The binary search answer of @Blindman67 is best. It reduces O(N) complexity to O(log N). With N=1000 elements you would need int the order of 10 steps instead of 1000.

If binary search is altered – as in java – to also return the insert position when not found, in java the ones complement `~index` (negative), then the first and last positions can be found by searching for a value – epsilon, and value + epsilon.
Again with O(2.log N) = O(log N). Otherwise when the array would be filled with the same value, the algorithm would deteriorate in finding first & last.

Also having found the last index, the search range for the first index can be limited to the last.

### Time complexity

At a coding interview, talking about time complexity is extremely important, to verify understanding of fundamentals, and the ability to scale.
Finding the optimal algorithm and implementing it is the typical target of a coding interview.
It can be acceptable to not find the optimal solution under stress,
but the topic of complexity must be at least raised and discussed.

The posted code, as well as the youtuber reference code are both linear.
A solution exists with logarithmic time and it’s an interesting topic during a coding interview,
as well as contrasting with using the native functions `.indexOf` and `.lastIndexOf`,
which would be a good demonstration of knowledge of the language,
sending good signals.

The discussion about the use of `continue` and `break` in the loop are minor compared to the conversation on complexity and the main algorithm.

### Binary search

Others have pointed out that you can use binary search for better time complexity.
I haven’t seen mentioned yet that two variations of binary search are needed here, one to find the leftmost position and another to find the rightmost position.
I believe this is actually the heart of this exercise,
verifying not only the understanding of time complexity,
but also binary search,
and going a little bit beyond its most basic use case.
That is, considering the added logical complexity of duplicate elements in the sorted collection, and how to deal with them.
See the dedicated section on this topic in wikipedia.

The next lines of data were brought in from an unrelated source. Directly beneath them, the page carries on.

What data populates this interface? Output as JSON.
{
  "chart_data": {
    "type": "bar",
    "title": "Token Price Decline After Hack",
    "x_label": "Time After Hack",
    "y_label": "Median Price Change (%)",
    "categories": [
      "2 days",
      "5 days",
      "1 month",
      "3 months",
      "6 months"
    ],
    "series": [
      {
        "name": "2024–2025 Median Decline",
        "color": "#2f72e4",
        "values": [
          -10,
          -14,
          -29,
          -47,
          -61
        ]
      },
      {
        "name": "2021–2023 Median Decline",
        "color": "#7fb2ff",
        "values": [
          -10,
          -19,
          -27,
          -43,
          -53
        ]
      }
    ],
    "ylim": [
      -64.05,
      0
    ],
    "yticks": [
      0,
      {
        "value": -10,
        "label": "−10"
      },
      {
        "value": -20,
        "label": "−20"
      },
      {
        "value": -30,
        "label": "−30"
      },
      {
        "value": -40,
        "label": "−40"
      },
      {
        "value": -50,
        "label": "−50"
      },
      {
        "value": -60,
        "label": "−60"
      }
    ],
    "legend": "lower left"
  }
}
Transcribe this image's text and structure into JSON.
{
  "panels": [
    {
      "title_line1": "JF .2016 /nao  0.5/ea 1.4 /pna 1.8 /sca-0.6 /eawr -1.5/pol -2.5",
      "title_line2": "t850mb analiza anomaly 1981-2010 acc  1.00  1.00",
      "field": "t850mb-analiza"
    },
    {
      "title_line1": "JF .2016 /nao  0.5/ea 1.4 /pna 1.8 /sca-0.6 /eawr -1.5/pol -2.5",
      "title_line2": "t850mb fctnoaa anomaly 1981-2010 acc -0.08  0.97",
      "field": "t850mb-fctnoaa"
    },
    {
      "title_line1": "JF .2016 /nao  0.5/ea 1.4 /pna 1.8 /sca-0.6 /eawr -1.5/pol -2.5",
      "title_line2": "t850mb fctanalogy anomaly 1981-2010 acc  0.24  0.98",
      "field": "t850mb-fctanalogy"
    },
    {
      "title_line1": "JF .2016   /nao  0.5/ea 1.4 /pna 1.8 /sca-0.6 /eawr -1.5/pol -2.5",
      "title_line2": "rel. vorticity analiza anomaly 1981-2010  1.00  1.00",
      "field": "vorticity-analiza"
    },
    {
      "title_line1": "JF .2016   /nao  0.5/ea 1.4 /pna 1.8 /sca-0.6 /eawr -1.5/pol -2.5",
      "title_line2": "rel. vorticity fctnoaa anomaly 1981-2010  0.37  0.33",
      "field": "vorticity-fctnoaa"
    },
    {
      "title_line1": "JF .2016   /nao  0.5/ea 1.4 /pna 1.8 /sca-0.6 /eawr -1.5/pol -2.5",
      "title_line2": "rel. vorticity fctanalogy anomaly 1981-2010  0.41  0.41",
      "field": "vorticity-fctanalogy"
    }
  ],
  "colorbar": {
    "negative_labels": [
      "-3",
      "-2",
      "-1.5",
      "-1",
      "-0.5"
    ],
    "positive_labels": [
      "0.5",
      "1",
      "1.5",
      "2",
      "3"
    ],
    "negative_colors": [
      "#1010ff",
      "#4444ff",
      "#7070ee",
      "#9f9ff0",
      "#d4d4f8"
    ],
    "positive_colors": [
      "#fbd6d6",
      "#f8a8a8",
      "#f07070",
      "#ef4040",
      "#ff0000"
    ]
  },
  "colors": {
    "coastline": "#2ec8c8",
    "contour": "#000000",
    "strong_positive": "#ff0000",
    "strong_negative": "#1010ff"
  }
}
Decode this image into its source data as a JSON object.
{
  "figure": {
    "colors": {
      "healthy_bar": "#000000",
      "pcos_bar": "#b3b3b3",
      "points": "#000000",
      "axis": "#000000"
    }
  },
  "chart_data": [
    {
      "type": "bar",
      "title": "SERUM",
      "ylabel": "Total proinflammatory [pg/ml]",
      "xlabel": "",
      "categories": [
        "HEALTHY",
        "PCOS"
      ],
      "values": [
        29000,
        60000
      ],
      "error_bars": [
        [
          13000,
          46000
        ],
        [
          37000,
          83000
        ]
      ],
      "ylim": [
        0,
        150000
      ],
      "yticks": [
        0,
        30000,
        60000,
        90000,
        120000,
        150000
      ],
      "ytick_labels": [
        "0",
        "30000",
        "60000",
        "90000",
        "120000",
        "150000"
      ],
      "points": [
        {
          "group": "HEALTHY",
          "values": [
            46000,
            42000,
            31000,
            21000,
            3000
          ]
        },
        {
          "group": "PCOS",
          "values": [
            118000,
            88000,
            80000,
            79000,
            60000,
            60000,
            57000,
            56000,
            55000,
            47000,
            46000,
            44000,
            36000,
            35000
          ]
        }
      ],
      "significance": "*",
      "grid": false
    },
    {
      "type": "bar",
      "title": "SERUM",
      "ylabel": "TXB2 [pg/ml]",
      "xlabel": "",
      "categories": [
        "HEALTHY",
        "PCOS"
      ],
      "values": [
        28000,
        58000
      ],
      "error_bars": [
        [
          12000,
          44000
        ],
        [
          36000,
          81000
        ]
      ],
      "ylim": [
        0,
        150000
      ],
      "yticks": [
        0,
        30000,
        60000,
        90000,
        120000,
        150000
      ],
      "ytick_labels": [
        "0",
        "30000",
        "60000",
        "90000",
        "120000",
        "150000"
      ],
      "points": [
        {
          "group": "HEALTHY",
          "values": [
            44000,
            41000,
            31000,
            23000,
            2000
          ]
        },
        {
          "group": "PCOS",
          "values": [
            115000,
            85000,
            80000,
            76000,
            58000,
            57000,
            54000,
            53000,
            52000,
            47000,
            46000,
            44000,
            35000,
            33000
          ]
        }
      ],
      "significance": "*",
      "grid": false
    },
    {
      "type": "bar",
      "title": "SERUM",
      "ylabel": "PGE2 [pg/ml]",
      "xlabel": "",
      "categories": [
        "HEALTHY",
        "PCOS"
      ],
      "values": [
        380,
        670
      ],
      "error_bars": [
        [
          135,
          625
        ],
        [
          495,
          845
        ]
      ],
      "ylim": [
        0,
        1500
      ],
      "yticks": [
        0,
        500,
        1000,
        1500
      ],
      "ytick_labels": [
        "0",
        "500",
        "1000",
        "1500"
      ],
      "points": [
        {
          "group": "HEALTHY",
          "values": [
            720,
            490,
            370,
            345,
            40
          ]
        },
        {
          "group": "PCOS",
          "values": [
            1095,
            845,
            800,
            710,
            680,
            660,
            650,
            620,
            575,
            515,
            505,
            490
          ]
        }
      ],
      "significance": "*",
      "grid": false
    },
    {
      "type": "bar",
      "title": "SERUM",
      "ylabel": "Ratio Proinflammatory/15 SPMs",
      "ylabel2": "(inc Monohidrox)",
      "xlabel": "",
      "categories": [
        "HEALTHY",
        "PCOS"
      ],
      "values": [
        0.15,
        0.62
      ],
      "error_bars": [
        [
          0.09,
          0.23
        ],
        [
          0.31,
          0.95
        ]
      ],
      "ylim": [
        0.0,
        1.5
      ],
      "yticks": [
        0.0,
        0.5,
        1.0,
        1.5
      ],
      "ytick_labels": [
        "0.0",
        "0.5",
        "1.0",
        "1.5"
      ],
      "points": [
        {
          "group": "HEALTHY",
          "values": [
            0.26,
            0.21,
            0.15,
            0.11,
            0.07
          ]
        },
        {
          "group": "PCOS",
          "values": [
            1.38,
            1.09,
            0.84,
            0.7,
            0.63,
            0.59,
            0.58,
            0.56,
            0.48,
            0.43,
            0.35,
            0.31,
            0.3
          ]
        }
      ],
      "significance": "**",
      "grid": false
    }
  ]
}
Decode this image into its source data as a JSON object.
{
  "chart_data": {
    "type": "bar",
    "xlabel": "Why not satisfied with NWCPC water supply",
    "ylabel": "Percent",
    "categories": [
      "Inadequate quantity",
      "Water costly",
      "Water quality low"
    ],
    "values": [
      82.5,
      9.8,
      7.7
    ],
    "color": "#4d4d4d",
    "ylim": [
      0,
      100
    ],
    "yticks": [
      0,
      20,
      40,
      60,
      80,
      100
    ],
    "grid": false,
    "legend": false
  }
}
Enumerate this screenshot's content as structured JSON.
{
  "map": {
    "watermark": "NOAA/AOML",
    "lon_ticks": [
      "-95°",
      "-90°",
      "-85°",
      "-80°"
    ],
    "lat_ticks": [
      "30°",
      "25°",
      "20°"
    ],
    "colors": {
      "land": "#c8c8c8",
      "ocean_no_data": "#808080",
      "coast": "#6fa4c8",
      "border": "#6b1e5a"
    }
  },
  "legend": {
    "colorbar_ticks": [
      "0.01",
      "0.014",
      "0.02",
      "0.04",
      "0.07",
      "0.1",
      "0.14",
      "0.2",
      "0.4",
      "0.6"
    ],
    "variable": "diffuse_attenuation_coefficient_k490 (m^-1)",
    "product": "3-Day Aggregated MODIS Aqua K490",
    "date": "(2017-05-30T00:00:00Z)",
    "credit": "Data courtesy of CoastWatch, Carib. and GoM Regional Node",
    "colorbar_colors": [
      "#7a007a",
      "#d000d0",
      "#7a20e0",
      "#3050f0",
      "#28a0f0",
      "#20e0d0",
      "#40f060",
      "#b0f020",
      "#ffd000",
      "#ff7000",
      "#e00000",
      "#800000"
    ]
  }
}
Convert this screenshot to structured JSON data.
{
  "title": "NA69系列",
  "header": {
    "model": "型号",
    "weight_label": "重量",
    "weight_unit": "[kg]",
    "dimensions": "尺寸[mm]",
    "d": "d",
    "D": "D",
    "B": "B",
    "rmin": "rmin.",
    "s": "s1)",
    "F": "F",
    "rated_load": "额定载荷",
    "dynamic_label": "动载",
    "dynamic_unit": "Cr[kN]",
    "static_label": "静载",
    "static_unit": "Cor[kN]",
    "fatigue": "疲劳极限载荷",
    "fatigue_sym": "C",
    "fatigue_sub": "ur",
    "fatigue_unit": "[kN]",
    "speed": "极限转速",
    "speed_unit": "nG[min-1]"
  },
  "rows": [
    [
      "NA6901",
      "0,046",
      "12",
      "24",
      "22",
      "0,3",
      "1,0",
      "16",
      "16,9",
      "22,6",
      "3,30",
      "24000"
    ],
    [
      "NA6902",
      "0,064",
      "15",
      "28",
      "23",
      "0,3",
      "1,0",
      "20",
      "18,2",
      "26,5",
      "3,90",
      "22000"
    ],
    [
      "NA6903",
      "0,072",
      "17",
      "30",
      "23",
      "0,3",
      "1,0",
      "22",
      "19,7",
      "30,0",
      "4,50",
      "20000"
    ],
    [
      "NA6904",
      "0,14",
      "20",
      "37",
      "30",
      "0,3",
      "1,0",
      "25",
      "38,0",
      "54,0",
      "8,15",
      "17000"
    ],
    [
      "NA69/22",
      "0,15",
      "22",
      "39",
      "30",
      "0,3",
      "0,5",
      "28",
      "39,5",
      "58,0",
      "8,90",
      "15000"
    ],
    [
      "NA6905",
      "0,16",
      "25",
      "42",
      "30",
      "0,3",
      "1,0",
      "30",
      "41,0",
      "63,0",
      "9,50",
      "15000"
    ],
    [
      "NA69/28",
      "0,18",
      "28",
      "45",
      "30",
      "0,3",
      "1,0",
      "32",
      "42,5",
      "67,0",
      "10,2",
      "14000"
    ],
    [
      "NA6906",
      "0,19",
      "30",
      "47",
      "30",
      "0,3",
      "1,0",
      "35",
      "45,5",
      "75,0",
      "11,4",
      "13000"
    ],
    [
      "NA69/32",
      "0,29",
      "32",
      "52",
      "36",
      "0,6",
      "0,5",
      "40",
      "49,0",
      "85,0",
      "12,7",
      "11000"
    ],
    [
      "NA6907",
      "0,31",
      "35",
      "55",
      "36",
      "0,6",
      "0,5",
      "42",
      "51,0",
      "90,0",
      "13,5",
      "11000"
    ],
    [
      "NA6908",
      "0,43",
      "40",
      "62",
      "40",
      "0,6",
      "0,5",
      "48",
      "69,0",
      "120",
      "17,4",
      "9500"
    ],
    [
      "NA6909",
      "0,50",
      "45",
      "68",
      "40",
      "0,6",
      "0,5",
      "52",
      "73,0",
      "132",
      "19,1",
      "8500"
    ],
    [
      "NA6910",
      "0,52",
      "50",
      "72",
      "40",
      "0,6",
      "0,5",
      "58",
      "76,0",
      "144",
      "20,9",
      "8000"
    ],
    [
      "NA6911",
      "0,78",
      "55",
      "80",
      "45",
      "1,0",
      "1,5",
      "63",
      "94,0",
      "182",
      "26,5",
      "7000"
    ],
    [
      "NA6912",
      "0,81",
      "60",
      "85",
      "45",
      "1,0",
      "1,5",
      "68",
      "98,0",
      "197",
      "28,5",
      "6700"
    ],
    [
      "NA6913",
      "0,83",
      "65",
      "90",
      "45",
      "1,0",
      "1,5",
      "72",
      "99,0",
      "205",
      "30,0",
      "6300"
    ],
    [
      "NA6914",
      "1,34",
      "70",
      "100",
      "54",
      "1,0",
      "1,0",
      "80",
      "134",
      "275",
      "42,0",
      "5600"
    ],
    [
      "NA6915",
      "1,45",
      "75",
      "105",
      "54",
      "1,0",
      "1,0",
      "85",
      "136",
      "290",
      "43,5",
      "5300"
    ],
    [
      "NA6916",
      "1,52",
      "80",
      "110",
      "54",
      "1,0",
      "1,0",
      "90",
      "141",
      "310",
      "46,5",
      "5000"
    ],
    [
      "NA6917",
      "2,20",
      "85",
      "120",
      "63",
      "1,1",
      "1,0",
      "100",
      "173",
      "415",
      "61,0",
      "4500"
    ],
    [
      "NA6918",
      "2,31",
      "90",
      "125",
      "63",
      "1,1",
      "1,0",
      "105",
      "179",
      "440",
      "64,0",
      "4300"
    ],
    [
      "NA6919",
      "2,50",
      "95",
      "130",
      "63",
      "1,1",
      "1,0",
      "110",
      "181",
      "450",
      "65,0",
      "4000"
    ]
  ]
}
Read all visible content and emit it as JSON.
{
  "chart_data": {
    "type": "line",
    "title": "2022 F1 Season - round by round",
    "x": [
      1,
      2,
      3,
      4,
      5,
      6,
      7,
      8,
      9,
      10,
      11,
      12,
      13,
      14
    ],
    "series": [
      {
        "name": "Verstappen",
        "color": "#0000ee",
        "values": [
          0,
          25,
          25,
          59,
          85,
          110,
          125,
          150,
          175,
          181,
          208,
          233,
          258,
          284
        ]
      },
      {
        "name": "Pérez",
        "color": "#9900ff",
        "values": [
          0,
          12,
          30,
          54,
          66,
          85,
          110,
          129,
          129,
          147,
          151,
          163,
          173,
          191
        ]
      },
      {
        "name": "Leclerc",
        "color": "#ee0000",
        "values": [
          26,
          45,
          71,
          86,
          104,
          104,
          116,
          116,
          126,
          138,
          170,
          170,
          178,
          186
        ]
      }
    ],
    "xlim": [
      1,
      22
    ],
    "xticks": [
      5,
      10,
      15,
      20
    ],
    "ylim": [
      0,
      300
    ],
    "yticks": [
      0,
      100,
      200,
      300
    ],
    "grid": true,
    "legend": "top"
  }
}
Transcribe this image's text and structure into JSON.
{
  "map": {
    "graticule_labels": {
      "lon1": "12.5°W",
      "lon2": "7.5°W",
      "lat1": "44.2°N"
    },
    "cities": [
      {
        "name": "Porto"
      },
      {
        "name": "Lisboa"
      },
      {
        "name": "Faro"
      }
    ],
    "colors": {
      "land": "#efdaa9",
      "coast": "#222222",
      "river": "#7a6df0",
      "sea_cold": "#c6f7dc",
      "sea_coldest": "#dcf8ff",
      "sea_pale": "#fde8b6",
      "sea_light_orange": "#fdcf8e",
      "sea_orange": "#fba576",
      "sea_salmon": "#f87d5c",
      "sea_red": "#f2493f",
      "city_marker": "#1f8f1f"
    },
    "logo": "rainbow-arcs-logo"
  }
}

### Solve from high level to lower levels

At the highest level,
finding a range comes down to finding the start and the end of the range.
I think it’s a good start to split the problem into two smaller sub-problems like this, and go from there.
Then the first iteration of the solution could look something like this:

``````// returns an array of [start, end],
// where start is the index of the first element that has the target value,
// and end is the index after the last element that has the target value,
// or [-1, -1] when the target value is not in the array
function findRange(arr, target) {
return [
findLeftMostIndex(arr, target),
findAfterRightMostIndex(arr, target)
];
}
``````

The referenced functions don’t exist (yet), and that’s ok.
This is a good opportunity to have a conversation with the interviewer about the function name, the parameters, their types, the return value,
the precise meaning of the boundaries of the range (inclusive vs exclusive),
and potential corner cases.

After clarifying the above details and the intended behavior,
then of course the next step is to implement one or both of the helper functions, depending on the interviewer and the time available.
But that’s a smaller scope than the original problem,
which will help the conversation to go in the direction of questioning whether a linear logic is good enough to find the correct index, and if we can benefit somehow from the fact that the list is sorted.